I was delighted. The tree sure looked exhausted of yuletide cheer, but something about its existing constitution appealed to me, being myself exhausted of cheer and existing in my own constitution. The top was crooked like the man who sold me a tree last year – he was bent over too, and as bristly as Christmas tree salesmen come, bitter and crabby from standing around all day in the cold with a bunch of green deadweights. The tree’s head looked like it had been whacked out of profile a few times, maybe beaten up after a messy whiskey afternoon playing Trivial Pursuit with the family with tattered cracker-hats on the floor. Threadbare tinsel, Cantonese pink and Mandarin orange, formed a sleepy ‘S’ on the tree’s chest. There was one wiry string of silvery-white tinsel, brown-taped to a wonky branch, extending from the sleepy ‘S’ like Jack Frost’s tongue. Scattered around the upper body were a hundred Santas, all looking very thin and gaunt for my liking and his own too probably. I’d never seen Santa looking so slim before. Someone in China felt Santa needed to go on a diet and was directing their manufacturing lines in terms of this conviction.

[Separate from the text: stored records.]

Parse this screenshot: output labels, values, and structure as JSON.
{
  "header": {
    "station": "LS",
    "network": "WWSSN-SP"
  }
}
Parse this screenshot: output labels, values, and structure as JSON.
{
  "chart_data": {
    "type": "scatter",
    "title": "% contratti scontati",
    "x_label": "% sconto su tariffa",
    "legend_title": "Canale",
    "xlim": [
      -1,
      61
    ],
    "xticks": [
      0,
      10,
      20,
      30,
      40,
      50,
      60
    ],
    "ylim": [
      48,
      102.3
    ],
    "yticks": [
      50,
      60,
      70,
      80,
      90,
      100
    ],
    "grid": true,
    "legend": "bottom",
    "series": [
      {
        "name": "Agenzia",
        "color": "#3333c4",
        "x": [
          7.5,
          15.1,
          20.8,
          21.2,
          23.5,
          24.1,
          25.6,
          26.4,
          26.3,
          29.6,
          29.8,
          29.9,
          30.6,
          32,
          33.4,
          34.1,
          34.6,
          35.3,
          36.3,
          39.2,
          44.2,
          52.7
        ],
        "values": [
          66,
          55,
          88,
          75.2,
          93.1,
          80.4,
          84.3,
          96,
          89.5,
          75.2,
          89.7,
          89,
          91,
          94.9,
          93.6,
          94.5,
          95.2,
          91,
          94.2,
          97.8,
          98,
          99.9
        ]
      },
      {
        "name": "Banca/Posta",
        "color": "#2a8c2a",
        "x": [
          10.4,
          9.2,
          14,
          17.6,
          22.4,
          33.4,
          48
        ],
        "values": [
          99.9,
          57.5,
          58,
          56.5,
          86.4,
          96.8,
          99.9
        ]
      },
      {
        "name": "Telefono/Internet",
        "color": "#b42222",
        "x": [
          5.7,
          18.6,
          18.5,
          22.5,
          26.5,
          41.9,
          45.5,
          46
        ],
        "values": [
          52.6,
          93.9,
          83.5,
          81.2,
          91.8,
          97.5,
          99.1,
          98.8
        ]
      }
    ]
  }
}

Smiling, I began to leave the junk shop, happy I was now prepared and adequately equipped for a Chinese Christmas.

‘Happy Christmas,’ the man in the shop said, as I carried my pre-trimmed tree away.
I didn’t respond, as I didn’t hear it so clearly, and wasn’t sure if it was him who actually said it. Having written this now, I feel enormously guilty that I didn’t return that Happy Christmas, and expect to be taxed heavily on future pre-trimmed items purchased.